Parfois, cela se passe relativement bien.
Les deux s'entendent. Ils cohabitent en faisant plus ou moins de concessions et vont tous les ans consulter à l'Agence pour leur "Grand Bilan". Ils font alors le point tous ensemble. Ce genre de relation dure en général une décennie. Dix ou quinze ans de bons et loyaux services, puis les deux se lassent, et l'histoire s'arrête là.

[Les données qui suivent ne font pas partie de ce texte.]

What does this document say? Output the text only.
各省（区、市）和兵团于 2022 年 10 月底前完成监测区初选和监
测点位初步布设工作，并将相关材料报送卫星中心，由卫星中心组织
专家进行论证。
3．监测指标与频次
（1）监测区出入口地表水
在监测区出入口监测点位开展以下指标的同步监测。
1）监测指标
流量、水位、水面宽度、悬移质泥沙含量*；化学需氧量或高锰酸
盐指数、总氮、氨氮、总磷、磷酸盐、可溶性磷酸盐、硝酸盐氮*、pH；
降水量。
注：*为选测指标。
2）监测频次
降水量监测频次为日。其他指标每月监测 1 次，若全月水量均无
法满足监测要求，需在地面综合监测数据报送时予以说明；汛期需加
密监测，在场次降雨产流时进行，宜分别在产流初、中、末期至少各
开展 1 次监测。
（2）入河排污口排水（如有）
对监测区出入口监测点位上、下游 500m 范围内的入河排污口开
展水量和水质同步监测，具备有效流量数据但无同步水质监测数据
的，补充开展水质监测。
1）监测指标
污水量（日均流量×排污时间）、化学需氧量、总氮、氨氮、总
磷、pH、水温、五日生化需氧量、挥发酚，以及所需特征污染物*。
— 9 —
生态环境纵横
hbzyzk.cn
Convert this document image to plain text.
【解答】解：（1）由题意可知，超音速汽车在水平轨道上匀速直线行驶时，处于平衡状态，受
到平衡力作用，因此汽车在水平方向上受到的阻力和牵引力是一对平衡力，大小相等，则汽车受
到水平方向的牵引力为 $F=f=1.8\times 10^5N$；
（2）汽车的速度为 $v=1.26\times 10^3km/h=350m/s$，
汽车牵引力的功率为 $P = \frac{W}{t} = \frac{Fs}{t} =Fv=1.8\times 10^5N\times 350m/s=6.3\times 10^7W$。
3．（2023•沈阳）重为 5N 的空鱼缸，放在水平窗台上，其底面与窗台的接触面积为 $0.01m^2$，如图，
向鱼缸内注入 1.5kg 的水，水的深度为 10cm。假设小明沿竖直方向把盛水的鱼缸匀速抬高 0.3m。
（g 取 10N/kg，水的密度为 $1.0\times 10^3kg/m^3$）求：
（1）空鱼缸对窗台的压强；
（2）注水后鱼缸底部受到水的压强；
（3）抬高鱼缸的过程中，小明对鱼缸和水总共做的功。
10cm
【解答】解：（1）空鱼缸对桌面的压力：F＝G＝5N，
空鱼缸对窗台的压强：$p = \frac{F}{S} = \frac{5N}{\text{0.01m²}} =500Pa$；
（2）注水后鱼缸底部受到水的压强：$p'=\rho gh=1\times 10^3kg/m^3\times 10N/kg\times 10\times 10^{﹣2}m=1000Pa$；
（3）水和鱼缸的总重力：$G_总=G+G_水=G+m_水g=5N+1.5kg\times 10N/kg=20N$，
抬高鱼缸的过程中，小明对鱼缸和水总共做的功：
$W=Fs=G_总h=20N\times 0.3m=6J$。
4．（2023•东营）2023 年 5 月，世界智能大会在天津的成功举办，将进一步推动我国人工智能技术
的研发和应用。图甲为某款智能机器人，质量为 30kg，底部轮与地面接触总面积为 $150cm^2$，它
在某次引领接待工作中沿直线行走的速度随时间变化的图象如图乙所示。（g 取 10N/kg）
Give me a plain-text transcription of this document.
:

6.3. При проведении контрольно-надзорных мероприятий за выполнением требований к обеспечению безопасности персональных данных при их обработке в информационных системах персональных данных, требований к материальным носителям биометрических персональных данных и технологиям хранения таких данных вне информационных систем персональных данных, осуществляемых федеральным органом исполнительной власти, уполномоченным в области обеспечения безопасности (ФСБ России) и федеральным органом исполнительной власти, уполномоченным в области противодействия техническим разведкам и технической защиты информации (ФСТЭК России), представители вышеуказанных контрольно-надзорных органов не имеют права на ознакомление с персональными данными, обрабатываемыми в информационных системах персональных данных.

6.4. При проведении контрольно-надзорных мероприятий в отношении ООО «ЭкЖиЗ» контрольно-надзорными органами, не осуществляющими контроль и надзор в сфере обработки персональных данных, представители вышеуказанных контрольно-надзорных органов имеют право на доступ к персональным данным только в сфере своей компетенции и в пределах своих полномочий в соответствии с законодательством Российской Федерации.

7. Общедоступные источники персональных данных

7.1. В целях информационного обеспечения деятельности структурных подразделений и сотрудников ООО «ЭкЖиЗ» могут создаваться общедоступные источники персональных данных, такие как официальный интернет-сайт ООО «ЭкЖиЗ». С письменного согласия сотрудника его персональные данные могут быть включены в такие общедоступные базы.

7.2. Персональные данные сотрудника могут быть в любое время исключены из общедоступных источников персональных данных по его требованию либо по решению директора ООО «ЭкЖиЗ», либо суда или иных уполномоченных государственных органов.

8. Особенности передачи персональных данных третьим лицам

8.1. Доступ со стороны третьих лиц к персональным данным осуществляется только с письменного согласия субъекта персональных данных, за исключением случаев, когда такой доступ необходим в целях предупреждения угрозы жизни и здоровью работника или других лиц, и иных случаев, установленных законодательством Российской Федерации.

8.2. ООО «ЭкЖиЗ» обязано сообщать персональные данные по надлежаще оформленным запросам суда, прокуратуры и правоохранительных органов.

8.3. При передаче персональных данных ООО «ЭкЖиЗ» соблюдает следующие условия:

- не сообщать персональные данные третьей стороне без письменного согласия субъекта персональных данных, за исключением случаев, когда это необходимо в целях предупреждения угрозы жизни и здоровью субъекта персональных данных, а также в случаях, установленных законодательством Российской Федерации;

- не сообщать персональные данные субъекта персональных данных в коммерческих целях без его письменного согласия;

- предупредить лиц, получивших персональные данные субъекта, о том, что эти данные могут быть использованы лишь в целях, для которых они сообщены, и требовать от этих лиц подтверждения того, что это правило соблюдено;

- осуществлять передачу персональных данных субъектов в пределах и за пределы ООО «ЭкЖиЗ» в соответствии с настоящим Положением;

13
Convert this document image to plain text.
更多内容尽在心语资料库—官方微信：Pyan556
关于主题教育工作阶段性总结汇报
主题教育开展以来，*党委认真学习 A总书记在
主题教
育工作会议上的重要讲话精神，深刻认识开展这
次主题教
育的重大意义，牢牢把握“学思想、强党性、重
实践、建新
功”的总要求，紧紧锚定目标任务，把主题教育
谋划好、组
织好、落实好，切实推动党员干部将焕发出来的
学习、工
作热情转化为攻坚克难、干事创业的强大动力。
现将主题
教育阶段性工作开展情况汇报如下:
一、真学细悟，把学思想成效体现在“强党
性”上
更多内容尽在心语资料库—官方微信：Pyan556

Et puis parfois, assez rarement mais suffisamment souvent pour que ce genre de couple improbable croise le chemin d'une étudiante bavarde, c'est le coup de foudre.
Le receveur finit par avoir vécu d'avantage avec son greffon promis qu'avec ses propres organes et le greffon se sent tellement à l'aise qu'il s'est fondu dans la masse.

Le monsieur souriant et le rein zen que j'ai côtoyés ce jour là étaient de ces tourtereaux d'infortune.
Lorsque j'ai ouvert le dossier ce matin là, je suis tombée sur la colonne pré-remplie indiquant : "Grand Bilan des trente-deux ans".

J'ai relevé les yeux vers le médecin transplanteur toujours caché derrière son ordinateur, le doigt sur la prescription de musique d'ambiance, et ai levé un pouce. Chapeau.